Fudin, whistleblower in VA research case
Specialist warned federal officials in 1990s of alleged violations of protocols
Jeffrey Fudin, a clinical pharmacy specialist who reported abuses of cancer research patients at Stratton VA Medical Center Hospital in the mid-1990s, leading to a federal investigation and the alleged retaliation against him and another whistleblower, died last week at age 63 following a battle with cancer.
Fudin and Anthony Mariano, another former pharmacist at the VA, had faced years of retaliation by hospital administrators after reporting the alleged medical protocol violations in the hospital’s once-troubled cancer program, according to records filed in a federal whistleblower court. Fudin, a Delmar resident, was later fired but had his job reinstated by a judge, a ruling the hospital continued to fight.
In 1995, Fudin warned hospital and Veterans Affairs officials that cancer patients at Stratton VA were unduly suffering and at risk of dying prematurely because they were being given drugs in violation of medical protocols. At least one patient may have died as a result of the alleged practices, which included giving certain drugs to patients whose medical backgrounds did not fit the criteria for use of both experimental and Fda-approved drugs, according to hospital and court records.
Fudin’s allegations, which were later supported by Mariano, who was the hospital’s pharmacy director at the time, were detailed in a series of Times Union’s stories published beginning in 2003. The newspaper’s series raised questions about how thoroughly federal officials investigated the troubled cancer program at the Albany VA hospital before a criminal investigation of the research program was launched in 2002.
Hospital officials had claimed at the time that Fudin’s allegations, which centered on former VA oncologist Dr. William Hrushesky, were not related to the federal criminal investigation. But some hospital workers had disputed that, contending veterans in the cancer program unwittingly may have been used as guinea pigs for years.
The criminal investigation centered on two researchers, Dr. James Holland and Paul H. Kornak, who were prosecuted on federal criminal charges. It was alleged they had altered medical records of cancer patients, including those of as many as five who may have died after being given experimental drugs.
Kornak, a former cancer specialist at Stratton VA, later pleaded guilty to criminally negligent homicide and fraud in connection with the research scandal that triggered nationwide reforms at Department of Veterans Affairs hospitals. Kornak was accused of masquerading as a doctor and systematically falsifying the medical records of ailing veterans to enroll them in experimental drug programs. Several of the veterans either died prematurely or suffered agonizing deaths as a result of the experiments, according to federal lawsuits filed as a result of the case.

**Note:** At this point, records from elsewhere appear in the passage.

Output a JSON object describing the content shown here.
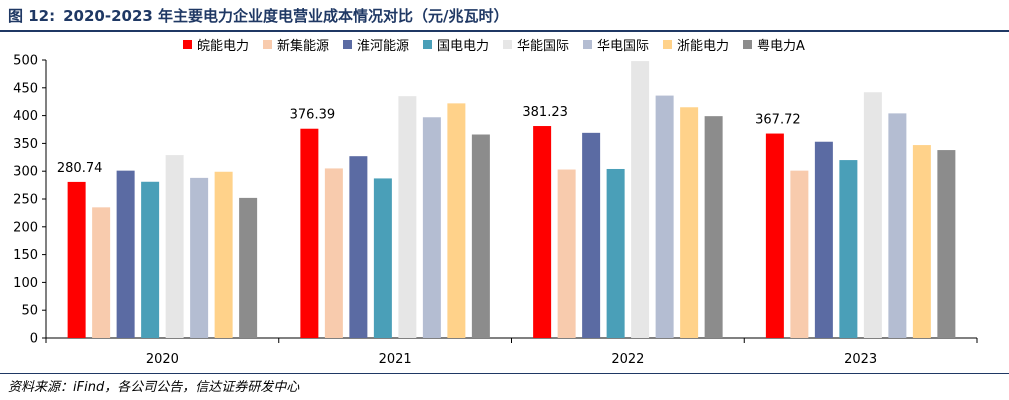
{
  "figure": {
    "number": "图 12:",
    "title": "2020-2023 年主要电力企业度电营业成本情况对比（元/兆瓦时）"
  },
  "source": "资料来源：iFind，各公司公告，信达证券研发中心",
  "chart_data": {
    "type": "bar",
    "categories": [
      "2020",
      "2021",
      "2022",
      "2023"
    ],
    "ylim": [
      0,
      500
    ],
    "yticks": [
      0,
      50,
      100,
      150,
      200,
      250,
      300,
      350,
      400,
      450,
      500
    ],
    "grid": false,
    "legend_position": "top",
    "series": [
      {
        "name": "皖能电力",
        "color": "#ff0000",
        "values": [
          280.74,
          376.39,
          381.23,
          367.72
        ]
      },
      {
        "name": "新集能源",
        "color": "#f8cbad",
        "values": [
          235,
          305,
          303,
          301
        ]
      },
      {
        "name": "淮河能源",
        "color": "#5b6ba3",
        "values": [
          301,
          327,
          369,
          353
        ]
      },
      {
        "name": "国电电力",
        "color": "#4a9fb8",
        "values": [
          281,
          287,
          304,
          320
        ]
      },
      {
        "name": "华能国际",
        "color": "#e6e6e6",
        "values": [
          329,
          435,
          498,
          442
        ]
      },
      {
        "name": "华电国际",
        "color": "#b4bdd2",
        "values": [
          288,
          397,
          436,
          404
        ]
      },
      {
        "name": "浙能电力",
        "color": "#ffd28a",
        "values": [
          299,
          422,
          415,
          347
        ]
      },
      {
        "name": "粤电力A",
        "color": "#8c8c8c",
        "values": [
          252,
          366,
          399,
          338
        ]
      }
    ],
    "data_labels": [
      {
        "series": 0,
        "category": 0,
        "text": "280.74"
      },
      {
        "series": 0,
        "category": 1,
        "text": "376.39"
      },
      {
        "series": 0,
        "category": 2,
        "text": "381.23"
      },
      {
        "series": 0,
        "category": 3,
        "text": "367.72"
      }
    ]
  }
}
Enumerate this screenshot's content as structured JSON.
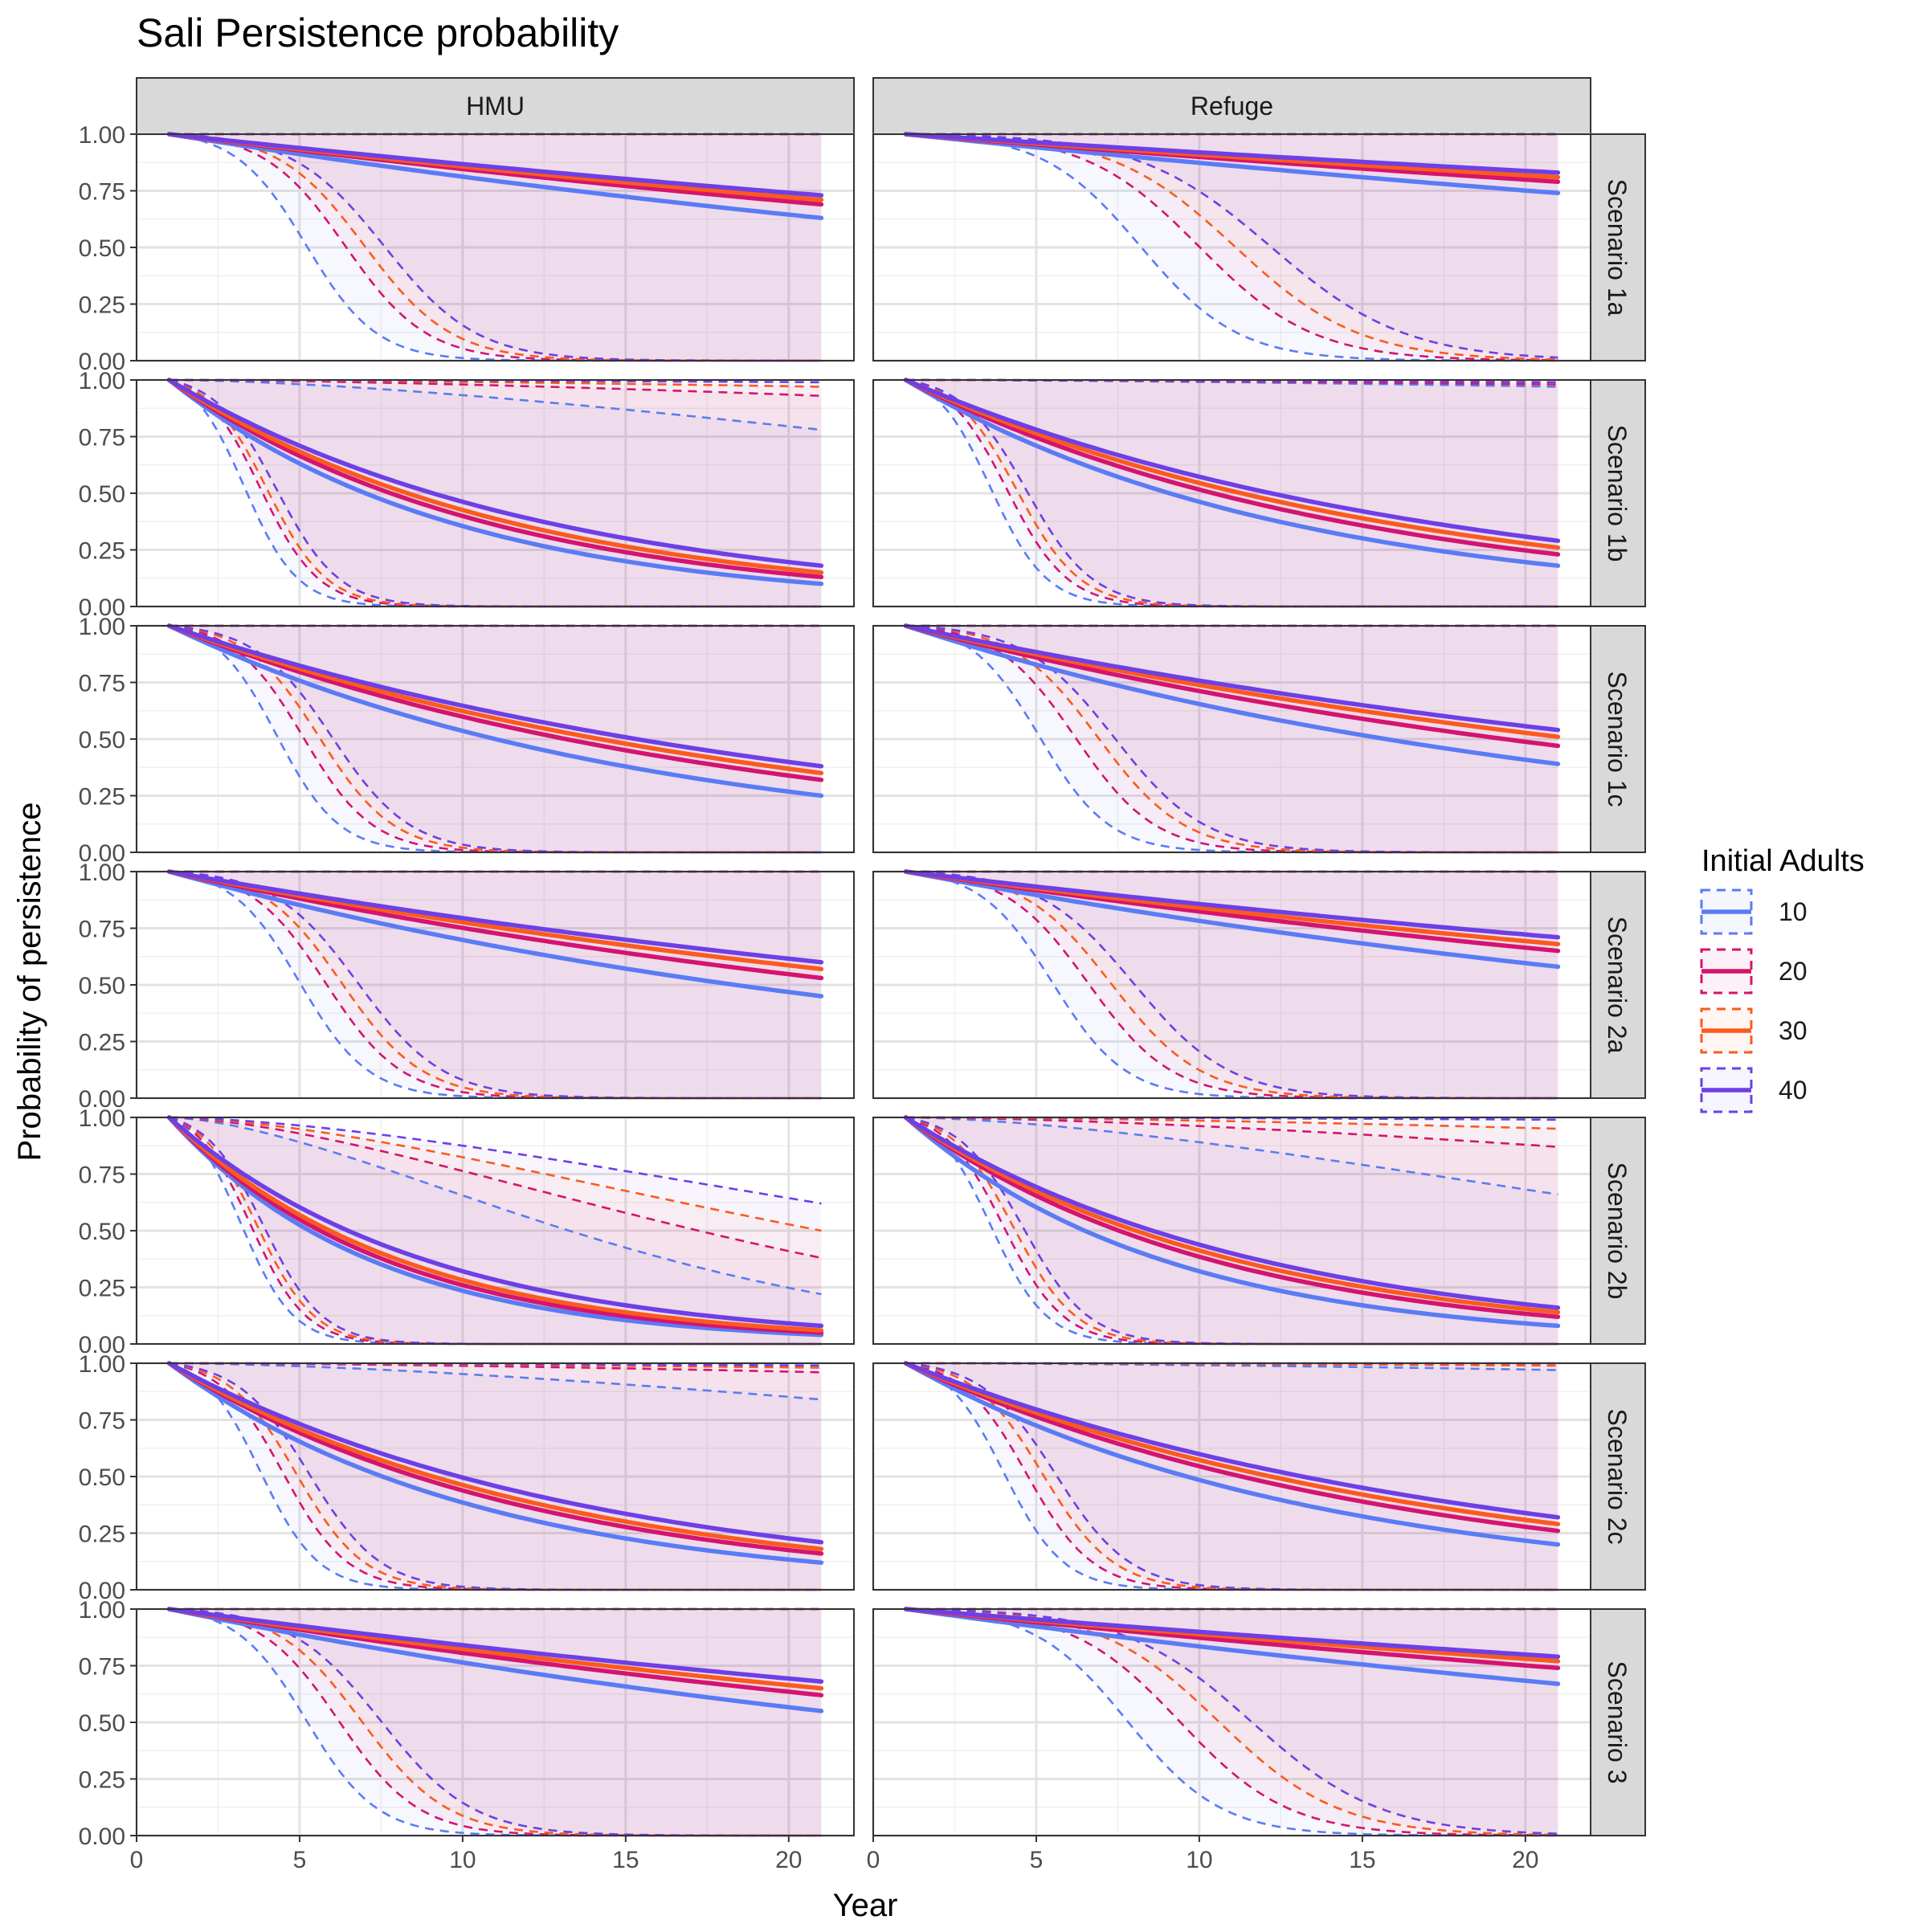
{
  "chart_data": {
    "type": "line",
    "title": "Sali Persistence probability",
    "xlabel": "Year",
    "ylabel": "Probability of persistence",
    "xlim": [
      0,
      22
    ],
    "ylim": [
      0,
      1
    ],
    "x_ticks": [
      0,
      5,
      10,
      15,
      20
    ],
    "y_ticks": [
      "0.00",
      "0.25",
      "0.50",
      "0.75",
      "1.00"
    ],
    "x_range": [
      1,
      21
    ],
    "grid": true,
    "legend_placement": "right",
    "legend": {
      "title": "Initial Adults",
      "entries": [
        {
          "label": "10",
          "color": "#5B7BF5"
        },
        {
          "label": "20",
          "color": "#D4146E"
        },
        {
          "label": "30",
          "color": "#FB5A1E"
        },
        {
          "label": "40",
          "color": "#6E3FE6"
        }
      ]
    },
    "columns": [
      "HMU",
      "Refuge"
    ],
    "rows": [
      "Scenario 1a",
      "Scenario 1b",
      "Scenario 1c",
      "Scenario 2a",
      "Scenario 2b",
      "Scenario 2c",
      "Scenario 3"
    ],
    "series_style": "solid line = mean persistence, dashed lines = upper/lower bounds, shaded ribbon between bounds",
    "series_meta": [
      {
        "init": 10,
        "mean_half_life_factor": 0.72,
        "lower_half_life_factor": 0.75
      },
      {
        "init": 20,
        "mean_half_life_factor": 0.9,
        "lower_half_life_factor": 0.9
      },
      {
        "init": 30,
        "mean_half_life_factor": 0.98,
        "lower_half_life_factor": 1.0
      },
      {
        "init": 40,
        "mean_half_life_factor": 1.06,
        "lower_half_life_factor": 1.1
      }
    ],
    "panels": [
      {
        "row": "Scenario 1a",
        "col": "HMU",
        "mean_at_21": [
          0.63,
          0.69,
          0.71,
          0.73
        ],
        "lower_mid_year": [
          5.2,
          6.4,
          7.0,
          7.6
        ],
        "upper_at_21": [
          1.0,
          1.0,
          1.0,
          1.0
        ]
      },
      {
        "row": "Scenario 1a",
        "col": "Refuge",
        "mean_at_21": [
          0.74,
          0.79,
          0.81,
          0.83
        ],
        "lower_mid_year": [
          8.2,
          10.0,
          11.1,
          12.2
        ],
        "upper_at_21": [
          1.0,
          1.0,
          1.0,
          1.0
        ]
      },
      {
        "row": "Scenario 1b",
        "col": "HMU",
        "mean_at_21": [
          0.1,
          0.13,
          0.15,
          0.18
        ],
        "lower_mid_year": [
          3.3,
          3.8,
          4.0,
          4.3
        ],
        "upper_at_21": [
          0.78,
          0.93,
          0.97,
          0.99
        ]
      },
      {
        "row": "Scenario 1b",
        "col": "Refuge",
        "mean_at_21": [
          0.18,
          0.23,
          0.26,
          0.29
        ],
        "lower_mid_year": [
          3.6,
          4.1,
          4.4,
          4.7
        ],
        "upper_at_21": [
          0.97,
          0.98,
          0.99,
          0.99
        ]
      },
      {
        "row": "Scenario 1c",
        "col": "HMU",
        "mean_at_21": [
          0.25,
          0.32,
          0.35,
          0.38
        ],
        "lower_mid_year": [
          4.3,
          5.1,
          5.6,
          6.0
        ],
        "upper_at_21": [
          1.0,
          1.0,
          1.0,
          1.0
        ]
      },
      {
        "row": "Scenario 1c",
        "col": "Refuge",
        "mean_at_21": [
          0.39,
          0.47,
          0.51,
          0.54
        ],
        "lower_mid_year": [
          5.1,
          6.2,
          6.9,
          7.4
        ],
        "upper_at_21": [
          1.0,
          1.0,
          1.0,
          1.0
        ]
      },
      {
        "row": "Scenario 2a",
        "col": "HMU",
        "mean_at_21": [
          0.45,
          0.53,
          0.57,
          0.6
        ],
        "lower_mid_year": [
          5.0,
          5.8,
          6.3,
          6.8
        ],
        "upper_at_21": [
          1.0,
          1.0,
          1.0,
          1.0
        ]
      },
      {
        "row": "Scenario 2a",
        "col": "Refuge",
        "mean_at_21": [
          0.58,
          0.65,
          0.68,
          0.71
        ],
        "lower_mid_year": [
          5.5,
          6.6,
          7.3,
          8.0
        ],
        "upper_at_21": [
          1.0,
          1.0,
          1.0,
          1.0
        ]
      },
      {
        "row": "Scenario 2b",
        "col": "HMU",
        "mean_at_21": [
          0.04,
          0.05,
          0.06,
          0.08
        ],
        "lower_mid_year": [
          3.2,
          3.5,
          3.7,
          3.9
        ],
        "upper_at_21": [
          0.22,
          0.38,
          0.5,
          0.62
        ]
      },
      {
        "row": "Scenario 2b",
        "col": "Refuge",
        "mean_at_21": [
          0.08,
          0.12,
          0.14,
          0.16
        ],
        "lower_mid_year": [
          3.6,
          4.0,
          4.3,
          4.6
        ],
        "upper_at_21": [
          0.66,
          0.87,
          0.95,
          0.99
        ]
      },
      {
        "row": "Scenario 2c",
        "col": "HMU",
        "mean_at_21": [
          0.12,
          0.16,
          0.18,
          0.21
        ],
        "lower_mid_year": [
          3.8,
          4.5,
          4.9,
          5.3
        ],
        "upper_at_21": [
          0.84,
          0.96,
          0.98,
          0.99
        ]
      },
      {
        "row": "Scenario 2c",
        "col": "Refuge",
        "mean_at_21": [
          0.2,
          0.26,
          0.29,
          0.32
        ],
        "lower_mid_year": [
          4.0,
          4.7,
          5.2,
          5.6
        ],
        "upper_at_21": [
          0.97,
          0.99,
          0.99,
          1.0
        ]
      },
      {
        "row": "Scenario 3",
        "col": "HMU",
        "mean_at_21": [
          0.55,
          0.62,
          0.65,
          0.68
        ],
        "lower_mid_year": [
          5.2,
          6.2,
          6.9,
          7.5
        ],
        "upper_at_21": [
          1.0,
          1.0,
          1.0,
          1.0
        ]
      },
      {
        "row": "Scenario 3",
        "col": "Refuge",
        "mean_at_21": [
          0.67,
          0.74,
          0.77,
          0.79
        ],
        "lower_mid_year": [
          7.8,
          9.4,
          10.6,
          11.6
        ],
        "upper_at_21": [
          1.0,
          1.0,
          1.0,
          1.0
        ]
      }
    ]
  }
}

After Kornak was indicted in 2003 on dozens of charges, including manslaughter and negligent homicide, U.S. authorities announced they were widening their investigation of Stratton’s cancer research program. Authorities also investigated whether Kornak should have been hired as a clinical researcher at the VA in 1999. At the time, his medical license had been revoked, and in 1993 he pleaded guilty to federal mail fraud charges in connection with the alleged forgery of a medical license application, records showed.
In 2003, Fudin and Mariano, the son of a decorated Korean and World War II Marine Corps veteran, were selected as grand marshals of the Memorial Day Parade in Albany. Neither were veterans but were selected because of the stories detailing their efforts to expose wrongdoing in the cancer research program.
Holland, who headed the cancer research program at Stratton VA Medical Center during the time when veterans were alleged to be used like guinea pigs, pleaded guilty to a misdemeanor in 2007, admitting he failed to protect his patients from Kornak.
In addition to the one veteran who died, 64 others suffered unduly or were harmed by the forgeries, which involved manipulating their medical backgrounds so they would qualify for drug studies that were lucrative for the hospital and which had furthered the researchers’ careers.
Instead of investigating the allegations, hospital administrators initially retaliated against the pharmacists and ended the pharmacy’s role in monitoring research drugs, according to court records. Mariano, who also had his office moved to a vacant floor on the hospital, had said he eventually was forced to leave his job.
In 1999, Fudin and Mariano met with the FBI, outlining their allegations of corruption in the cancer research program. Six years later, the FBI abandoned its investigation, concluding that corruption allegations raised by the two pharmacists were unfounded, according to internal agency records.
The FBI’S quick exit from the probe came before interviews were conducted with some witnesses, and despite hospital accounting documents — obtained by the Times Union — that appeared to support some of the allegations. The records indicated that in the 1990s, physicians in the cancer program may have augmented their government salaries with hundreds of thousands of dollars in research money. Thousands more in research funds were moved into non-research accounts and used for other hospital projects, including paving parking areas at the facility, the documents showed.
Fudin, in an online post on the day of his death last week, paid tribute to his family, including his wife Robin, and his friends and neighbors for their support as he had battled cancer.
“If you’re reading this, I am now resting comfortably and hopefully watching over those I most cherished while on earth,” he wrote in the post, adding a thanks to his wife for, among other things, having “supported and believed in me throughout the horrible whistleblowing ordeal at the VA in the 1990s through early 2000s.”